In recounting scenes meant to show wearisome sexual harassment and even a semi abduction, Evelina comes across as smug and obsessed with her physical assets.  Presumably, besides the ‘red and white’ complexion so admired then,  which is much commented on in the novel, these would include the long nose and double chin also fashionable.

I know modern writers like myself go in dread of being accused of creating a Mary Sue, and this is a term often used unthinkingly by reviewers over a character they resent, but I think one has to read this to realize just what a real Mary Sue is (or a Marty Stu, in the case of the faultless, handsome and brave Lord Orville).

Everyone either desires, admires, envies or frankly worships Evelina. The qualities of her mind are constantly stressed, though they seemed very unremarkable to my twenty-first century understanding, except in her ability to repress anger against the father who for so long rejects her. Everyone thinks Lord Orville is wonderful, too, except himself and possibly, the villain of the piece Sir Clement Willoughby.

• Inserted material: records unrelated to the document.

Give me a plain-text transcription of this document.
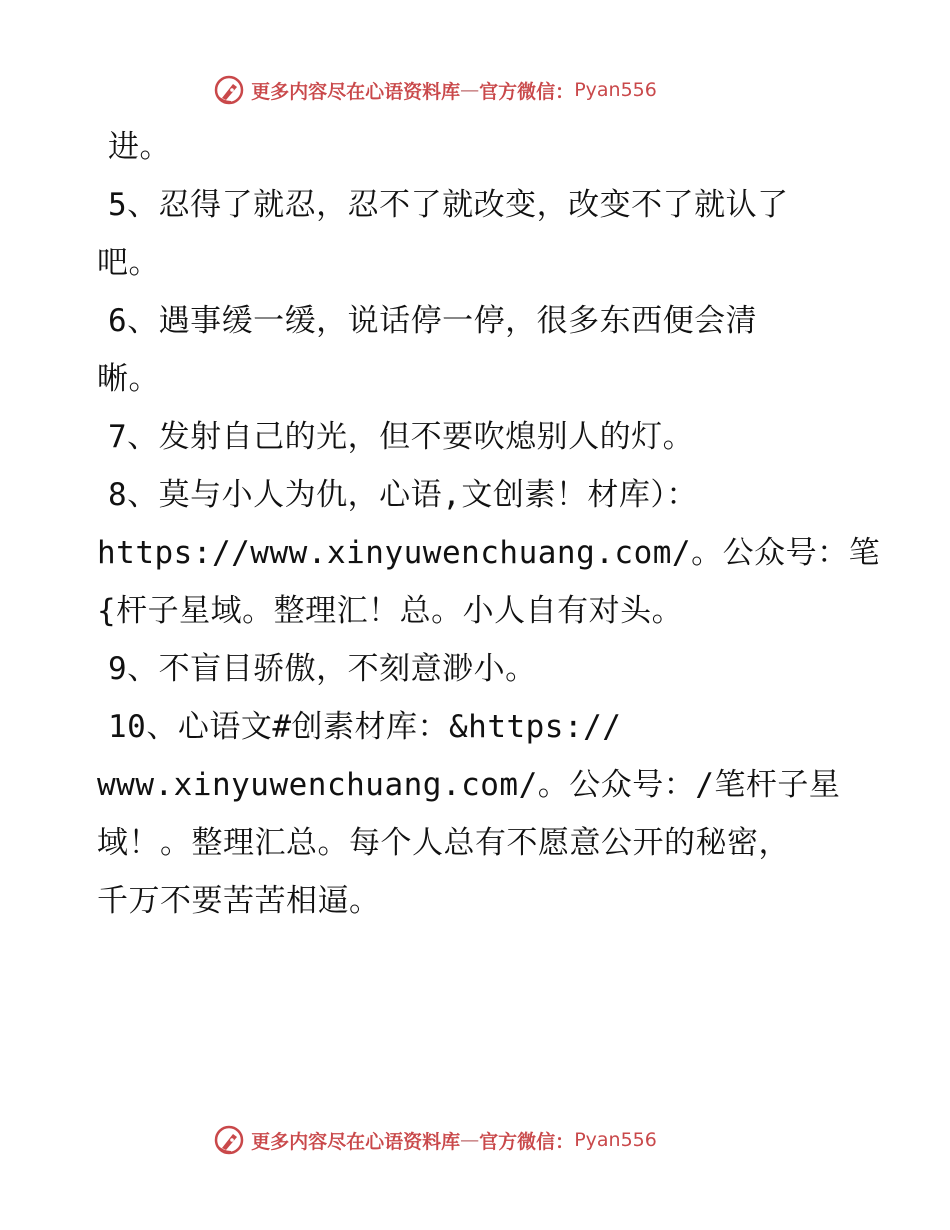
更多内容尽在心语资料库 — 官方微信： Pyan556
进。
5、忍得了就忍，忍不了就改变，改变不了就认了
吧。
6、遇事缓一缓，说话停一停，很多东西便会清
晰。
7、发射自己的光，但不要吹熄别人的灯。
8、莫与小人为仇，心语,文创素！材库）：
https://www.xinyuwenchuang.com/。公众号：笔
{杆子星域。整理汇！总。小人自有对头。
9、不盲目骄傲，不刻意渺小。
10、心语文#创素材库：&https://
www.xinyuwenchuang.com/。公众号：/笔杆子星
域！。整理汇总。每个人总有不愿意公开的秘密，
千万不要苦苦相逼。
更多内容尽在心语资料库 — 官方微信： Pyan556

Though supposedly a good Christian, Evelina sits in harsh judgement on all the morally faulty characters – eagerly repeating their misbehaviour in tones of outrage –  save for her father Sir John Belmont. This self- satisfied priggishness doesn’t seem to be seen by the author as one of the difficulties in coping with society which Evelina must overcome if she is to be wise and prudent.

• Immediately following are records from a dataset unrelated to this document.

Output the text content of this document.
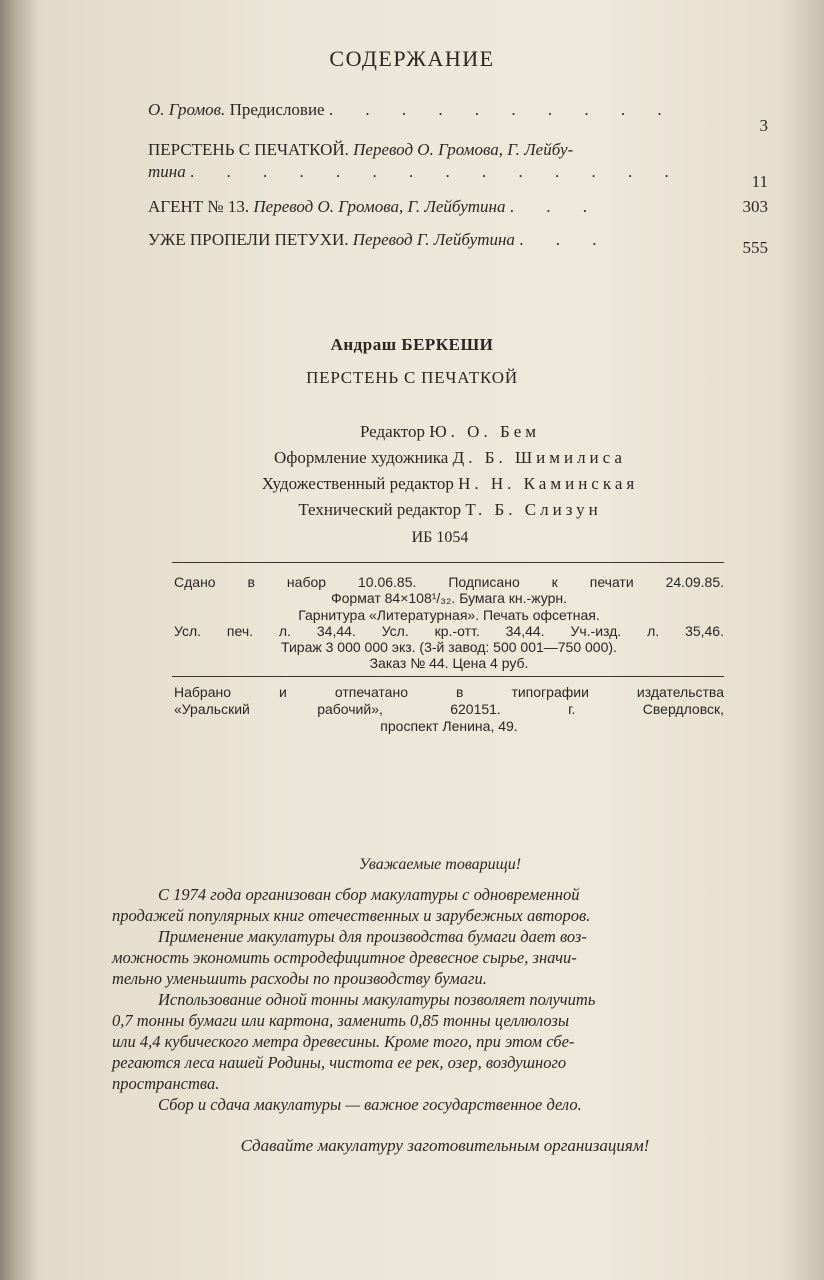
СОДЕРЖАНИЕ
О. Громов. Предисловие . . . . . . . . . .
3
ПЕРСТЕНЬ С ПЕЧАТКОЙ. Перевод О. Громова, Г. Лейбу-
тина . . . . . . . . . . . . . .
11
АГЕНТ № 13. Перевод О. Громова, Г. Лейбутина . . .	303
УЖЕ ПРОПЕЛИ ПЕТУХИ. Перевод Г. Лейбутина . . .	555
Андраш БЕРКЕШИ
ПЕРСТЕНЬ С ПЕЧАТКОЙ
Редактор Ю. О. Бем
Оформление художника Д. Б. Шимилиса
Художественный редактор Н. Н. Каминская
Технический редактор Т. Б. Слизун
ИБ 1054
Сдано в набор 10.06.85. Подписано к печати 24.09.85.
Формат 84×108¹/₃₂. Бумага кн.-журн.
Гарнитура «Литературная». Печать офсетная.
Усл. печ. л. 34,44. Усл. кр.-отт. 34,44. Уч.-изд. л. 35,46.
Тираж 3 000 000 экз. (3-й завод: 500 001—750 000).
Заказ № 44. Цена 4 руб.
Набрано и отпечатано в типографии издательства
«Уральский рабочий», 620151. г. Свердловск,
проспект Ленина, 49.
Уважаемые товарищи!

С 1974 года организован сбор макулатуры с одновременной

продажей популярных книг отечественных и зарубежных авторов.

Применение макулатуры для производства бумаги дает воз-

можность экономить остродефицитное древесное сырье, значи-

тельно уменьшить расходы по производству бумаги.

Использование одной тонны макулатуры позволяет получить

0,7 тонны бумаги или картона, заменить 0,85 тонны целлюлозы

или 4,4 кубического метра древесины. Кроме того, при этом сбе-

регаются леса нашей Родины, чистота ее рек, озер, воздушного

пространства.

Сбор и сдача макулатуры — важное государственное дело.

Сдавайте макулатуру заготовительным организациям!
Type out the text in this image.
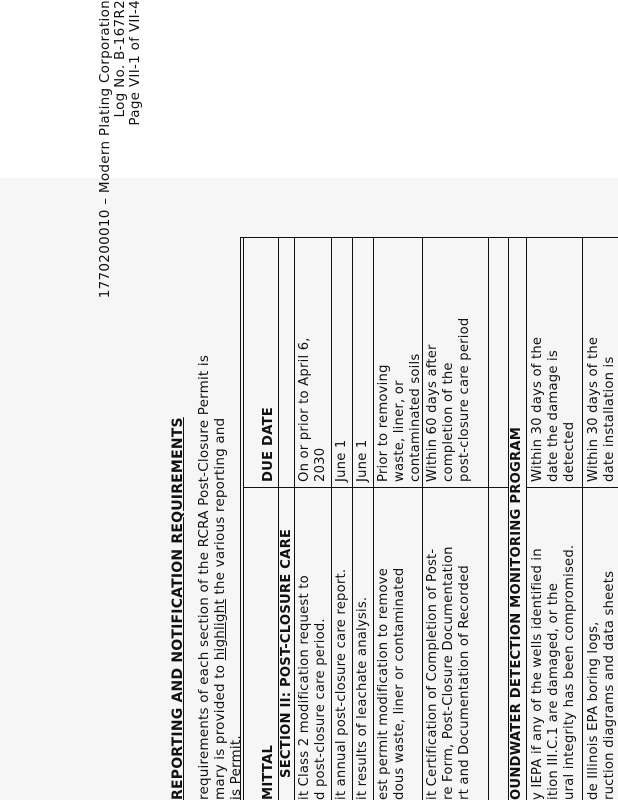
1770200010 – Modern Plating Corporation Log No. B-167R2 Page VII-1 of VII-4
REPORTING AND NOTIFICATION REQUIREMENTS requirements of each section of the RCRA Post-Closure Permit is mary is provided to highlight the various reporting and
is Permit. MITTAL
DUE DATE
SECTION II: POST-CLOSURE CARE it Class 2 modification request to d post-closure care period.
On or prior to April 6, 2030
it annual post-closure care report.
June 1
it results of leachate analysis.
June 1
est permit modification to remove dous waste, liner or contaminated
Prior to removing waste, liner, or contaminated soils
it Certification of Completion of Post- re Form, Post-Closure Documentation rt and Documentation of Recorded
Within 60 days after completion of the post-closure care period
OUNDWATER DETECTION MONITORING PROGRAM y IEPA if any of the wells identified in ition III.C.1 are damaged, or the ural integrity has been compromised.
Within 30 days of the date the damage is detected
de Illinois EPA boring logs, ruction diagrams and data sheets
Within 30 days of the date installation is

As for the hero, he never comes to life at all; the heroine might as well fall in love with a handsome talking statue which utters highly appropriate phrases at times; the villain of the piece, Sir Clement Willoughby, is far more lively and interesting.

There are also a series of highly improbable, even ludicrous, co-incidences in this involving Evelina’s unknown half brother, Mr Macartney (as, incredibly, she never gets round to referring to him by his first name, I don’t know what it is).

On going to Paris, he just happens to meet and fall in love with the woman whom he later finds out is believed to be his half sister, and then on going to London, he just happens to stay in the house belonging to his true half sister Evelina’s relatives. For goodness sake! If this was written as grotesque comedy, it might work, but this part is written as pure tragedy.

I ploughed through it. Of course, one has to take into account that the psychology of the times was rudimentary, and Evelina subjected to modern scrutiny comes across as very different to how she appeared to her creator and the readers of the time. Still, I certainly can’t recommend it except as a way of gathering background information on society life and the highly repressed sexual nature of respectable women in the second part of the late eighteenth century. Johnson, who so loved Evelina, obviously only approved of females totally cut off from their sexuality. If they weren’t, well: ‘The woman’s a whore and there’s an end of the matter.’